Notre corps parfaitement imparfait
Mon corps est presque parfait. Enfin, pas seulement le mien – le vôtre également.
Songez, par exemple, que vos ongles sont assez durs pour gratter les résidus noirs au fond d’une casserole émaillée, mais assez doux pour ne pas laisser de rayure. Malgré des décennies de recherche par les fabricants de tampons à récurer, de brosses et d’éponges, aucune autre matière ne semble capable d’accomplir cette simple tâche avec une telle perfection. Arrêtons d’être durs avec notre corps qui nous semble toujours imparfait.
Il est vrai que le corps humain a mauvaise presse par les temps qui courent. C’est qu’il a une tendance occasionnelle à lutter contre lui-même. Le coronavirus est ainsi capable de déclencher ce que l’on appelle un choc cytokinique, une réaction excessive du système immunitaire, parfois fatale. Dans ses efforts pour repousser l’armée d’envahisseurs, le corps fait exploser sa propre réserve de munitions.
Aussi il est bon, en ces temps difficiles, de se rappeler à quel point le corps, à bien des égards, fait le plus souvent un excellent travail.
Le nez est ainsi rempli de minuscules poils qui retiennent la poussière de l’air avant qu’elle ne pénètre dans nos poumons. La gorge défaille rarement, alors qu’elle doit s’acquitter de deux missions improbables en servant de conduit à la fois pour l’oxygène et la nourriture. Pensez encore à ce petit chef-d’œuvre d’ingénierie: le front humain produit une fine pellicule de sueur lorsqu’il fait chaud, afin d’aider le corps à libérer de la chaleur. Plus vous avez chaud, plus vous produisez de sueur. Malin, non?
Dans Une histoire du corps humain à l’usage de ses occupants, Bill Bryson rappelle qu’entre une et cinq cellules de notre corps deviennent cancéreuses chaque jour. Et presque à chaque fois, le système immunitaire les localise et les tue. «Nos corps sont un univers composé de 37,2 billions de cellules œuvrant dans une harmonie plus ou moins parfaite, plus ou moins tout le temps.»
Tout n’est pas parfait, bien sûr. Prenons par exemple le fait qu’un homme adulte de proportions normales découvre, chargé de front par un enfant de deux ou trois ans, que ses parties génitales se trouvent à la hauteur idéale pour une collision, qui, trop vigoureuse, pourrait même compromettre la création d’autres enfants. Du point de vue des rivalités fraternelles, c’est plutôt bien pensé.
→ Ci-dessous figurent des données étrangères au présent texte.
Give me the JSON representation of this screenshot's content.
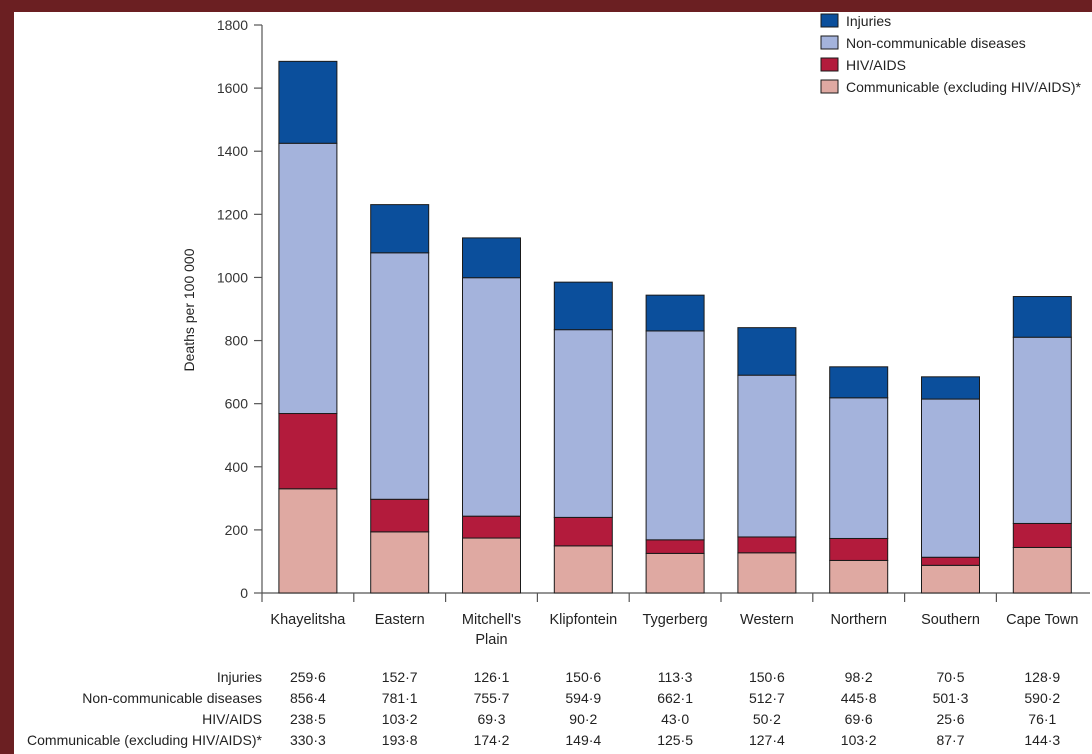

Les boutons d’acné à l’adolescence demeurent également un mystère. Et pourquoi doivent-ils apparaître sur le visage, l’endroit le plus visible du corps, plutôt que dans une zone plus discrète, comme l’arrière des genoux? Et pourquoi les poussées d’acné surviennent-elles au moment précis où nous commençons à nous intéresser à l’amour? Pourquoi ne peut-on pas se débarrasser de cette phase des boutons à 10 ans, quand on ne se préoccupe pas encore de son apparence? Ou à 90 ans, quand la plupart des gens s’en moquent à nouveau?
Si j’étais un ingénieur supervisant l’évolution du corps, j’aurais également passé plus de temps à choisir certains matériaux. Les parties les plus sollicitées – les hanches et les genoux – ne devraient-elles pas être un peu plus durables? Est-il bien sage de rendre la bouche responsable d’autant de tâches aussi cruciales – manger, respirer et parler?
Malgré tout, il faut savoir reconnaître ce que nous avons. N’est-il pas merveilleux que nos cheveux poussent à un rythme d’environ un centimètre par mois – assez vite pour que les coiffeurs puissent gagner leur vie, mais pas trop pour qu’il y ait chaque fois un nouveau sujet de conversation.
Et je ne sais pas où je serais si on n’avait pas songé à équiper le corps humain d’un derrière. Comme l’écrivain australien Tim Winton l’établit dans son livre pour enfants The Bugalugs Bum Thief, les êtres humains sans fesses ne peuvent s’asseoir; ils s’abaissent vers une chaise et glissent tout bonnement dessus.
Et puis sans fesses, nous serions debout toute la journée, ce qui nous rendrait trop fatigués pour faire ce pour quoi tous les humains devraient ménager du temps – chanter une ode au corps et tous les miracles qu’il accomplit (généralement) pour nous.